The Atlantic Council has the usual donor mix of large defense corporations, technology companies, and foreign governments that a typical major think tank would have.
But over the years it has had an eclectic mix of food and beverage donors, including Starbucks (which gave $100,000 - $250,000 in 2018), Total Wine & More (which gave $100,000 to $250,000), Cafe Milano ($50,000 - $100,000), Chobani ($25,000 - $50,000), Coca-Cola, and Nestle.
An Atlantic Council spokesperson tells Think Tank Watch that the Cafe Milano donation is related to Franco Nuschese, who is a board director of the Atlantic Council and provides in-kind support with the use of his restaurant for leadership dinners and other private events.
The donation from Total Wine is related to the think tank's former International Advisory Board member David Trone, who stepped down from that position when he was elected to the US Congress.
The contribution from Chobani, according to an Atlantic Council spokesman, was in relation to the Global Citizen Awards when Atlantic Council honored Chobani CEO Hamdi Ulukaya for his commitment to philanthropy and helping refugees.
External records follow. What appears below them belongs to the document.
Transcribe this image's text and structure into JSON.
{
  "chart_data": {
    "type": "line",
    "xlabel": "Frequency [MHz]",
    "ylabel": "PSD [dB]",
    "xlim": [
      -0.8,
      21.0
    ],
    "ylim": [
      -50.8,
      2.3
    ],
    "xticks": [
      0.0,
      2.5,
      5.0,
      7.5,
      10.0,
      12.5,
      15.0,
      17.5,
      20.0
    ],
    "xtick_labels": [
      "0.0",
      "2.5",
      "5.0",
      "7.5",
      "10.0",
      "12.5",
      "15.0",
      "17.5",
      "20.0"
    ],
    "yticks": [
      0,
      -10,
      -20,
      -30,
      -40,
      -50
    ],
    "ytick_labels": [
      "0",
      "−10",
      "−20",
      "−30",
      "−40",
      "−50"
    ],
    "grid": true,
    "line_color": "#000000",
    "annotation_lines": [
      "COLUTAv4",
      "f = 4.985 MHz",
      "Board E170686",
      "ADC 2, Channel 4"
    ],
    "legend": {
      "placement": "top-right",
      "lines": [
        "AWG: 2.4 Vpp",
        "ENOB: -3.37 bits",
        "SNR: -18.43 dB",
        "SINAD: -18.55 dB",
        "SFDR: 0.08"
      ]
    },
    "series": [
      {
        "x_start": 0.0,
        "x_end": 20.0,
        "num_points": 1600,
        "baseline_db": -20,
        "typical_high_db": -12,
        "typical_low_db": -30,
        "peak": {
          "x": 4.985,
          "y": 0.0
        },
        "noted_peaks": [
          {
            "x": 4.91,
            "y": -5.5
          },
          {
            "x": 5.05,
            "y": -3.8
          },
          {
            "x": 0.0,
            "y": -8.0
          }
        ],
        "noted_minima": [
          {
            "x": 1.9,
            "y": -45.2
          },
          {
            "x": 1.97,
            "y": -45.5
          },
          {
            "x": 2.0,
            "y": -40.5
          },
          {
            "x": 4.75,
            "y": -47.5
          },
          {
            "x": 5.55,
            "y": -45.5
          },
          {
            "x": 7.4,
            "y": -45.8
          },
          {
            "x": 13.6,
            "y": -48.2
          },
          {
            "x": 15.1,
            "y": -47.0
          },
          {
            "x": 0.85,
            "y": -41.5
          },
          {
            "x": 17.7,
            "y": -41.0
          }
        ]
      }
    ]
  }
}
A number of other food-related entities contribute to think tanks. One example is the Grocery Manufacturers Association, which is a donor to the Brookings Institution. PepsiCo, another Brookings donor, also gives to other think tanks like the Aspen Institute and the Peterson Institute for International Economics (PIIE).
Pernod Ricard, a worldwide producer of wines and spirits, in a donor to the Wilson Center. McDonald's Corp. is a donor to the Aspen Institute. And Japan's Kikkoman Foods, a soy sauce producer, is a donor to PIIE.
Besides the Atlantic Council, Coca-Cola gives to other policy shops such as the Center for Strategic and International Studies (CSIS). Other donors to CSIS include Kikkoman and Kellogg's.
To be sure, donations to think tank land from the food and beverage industry are nothing new. Joseph Coors of the Coors Brewing Company was a founding member and primary funder of the Heritage Foundation in its early years.
And at least up until the COVID pandemic, food (notably the humble think tank cookie) was the fuel that kept think tankers motivated and helped attract think tank event attendees to the thousands of talks that took place every year.